Ve ayrıca düşünürsek, bu üzüm için ne gerekli, hava,su,mineraller,güneş ışığı...Güneş ışığının olması için bir güneş sistemi gerekiyor...Ve güneş sisteminde dünya öyle bir mevkide olacak ki,ve o mevkideyken öyle bir atmosferi olacak ki uygun miktar ve kuvvette ışık gelsin...Öyle toprak lazım ki,hem gerekli maddeler bulunsun,hem tutunmasına imkan versin ve hakeza....Bunların hepsi tabiri caizse bir akıl almaz "hikmetler yumağı,zinciri"dır.Bunları şuurlu insanın bile tek tek tasarlamaya ne aklı,ne ömrü ne gücü yeter ki bunlara tesadüf diyen aklını satan delidir.Tabiat risalesinde de geçer, farzedin eğer bir "Gizli El" olmasa....Anne karnını tasavvur edin...Yavru ilk başlarda aynı tip hücrelerden oluşur ve sürekli bölünür...ta ki bir evreye kadar, oradan sonra artık gerekli azalar özelleşmeye başlar...Gittikçe kol,bacak vb. belirgin hale gelir...şimdi bir "Gizli El" olmasa bu nasıl olur? Sadece bu özelleşme,azaların belirgin olması hadisesinde bir "Gizli El" olmasa, bu işler olmaz, bütün hücreler aynı tip olur, 9 ay sonra da elinize bir bebek değil et topu geçer.Kaldı ki bırakın kendi kendine olmasını,biz bile bunları oluşturmak,meydana getirmek için dışarıdan müdahale edemeyiz, zira bütün hücrelerin,hücrelerin içinde organellerin,proteinlerin ve diğer sair şeylerin içine girmemiz gerekir.(daha önce emremcan tabiat risalesinden galiba bu meseleyi sormuştu, ahmetsaid abi cevap vermişti). şimdi bebeğin oluşmasında ya bir Yaratıcıyı kabul edeceksiniz, ya da o şeye yaratıcılık ve şuur isnad edeceksiniz...Bebeğe kadar gitmeye gerek yok, atoma baksak yine aynı şeyi görebiliriz...Atomdan bebeğe kadar şu kainatta neler var, ya hepsi bir şuurlu,bir yaratıcı, ya da bu işleri idare eden bir tek Müdebbir var.Hem kainattaki bunca şeyin her biri yaratıcı,bir şuur sahibi olsa bile birbirlerin alanlarını nasıl ihlal etmiyorlar, nasıl böylesine hikmetlerle birbirleriyle nizam içinde çalışıyorlar.Nasıl bir orduda 1 tane kumandan olur, her fert kumandan olsa her şey birbirine girer,her şehrin bir valisi olur,bu kainat sarayının,azim alemin ve büyük şehrin de bir tek Müdebbiri vardır.O Ehad'dır.Sözler'in fihrist'i içinde 22.Söz'ün Birinci Makamı için şöyle der "Güzel ve parlak temsili bir hikaye ile Cenab-ı Hakk'ın Vahdetini ve Ehadiyetini bütün isim ve sıfatlarıyla ispat eder."
Not: Bu birinci bürhandan 23.Lem'a Tabiat Risalesi,30.Lem'a daki ısm-i Hakim'e ve 2.şua'nın başındaki ısm-i Ehad işaret olduğunu düşünmekteyim...Üstad 2.şua'nın başında şunu söylerDetaylar için oralara müracaat ediniz inşa'Allah.Alıntı
"Allahu Ehad" ism-i âzamına dair yedinci nükte-i âzam ve altı ısm-i âzamın altı nüktesinin yedincisi.
ıhtar: Bu risale benim nazarımda çok mühimdir.

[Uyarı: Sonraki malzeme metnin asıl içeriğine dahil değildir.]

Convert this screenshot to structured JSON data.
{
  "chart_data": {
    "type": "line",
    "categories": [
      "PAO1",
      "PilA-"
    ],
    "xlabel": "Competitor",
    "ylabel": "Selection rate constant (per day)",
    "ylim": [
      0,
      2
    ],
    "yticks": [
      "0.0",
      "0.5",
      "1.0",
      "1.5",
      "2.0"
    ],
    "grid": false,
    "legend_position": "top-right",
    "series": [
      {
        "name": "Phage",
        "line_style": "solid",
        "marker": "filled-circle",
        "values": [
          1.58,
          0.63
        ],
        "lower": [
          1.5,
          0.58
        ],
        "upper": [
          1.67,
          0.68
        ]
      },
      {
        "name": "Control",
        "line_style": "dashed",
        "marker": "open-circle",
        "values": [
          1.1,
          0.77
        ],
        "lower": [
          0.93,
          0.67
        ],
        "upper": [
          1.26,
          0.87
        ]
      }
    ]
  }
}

Çünkü, içinde çok mühim ve ince olan esrar-ı imaniye inkişaf ediyor. Bu risaleyi anlayarak okuyan adam imanını kurtarır inşaallah.
Alıntı
peki bu 4 yoldan baska yollar olmadigini nerden biliyorsunuz?
Belki de yaziyi yazan sahis sizin kor noktaniza vurup sizi kandirmak istiyor. Belki de milyonlar baska ihtimaller var. O zaman bunlarin hepsini teker teker reddiyelemek gerekmez mi?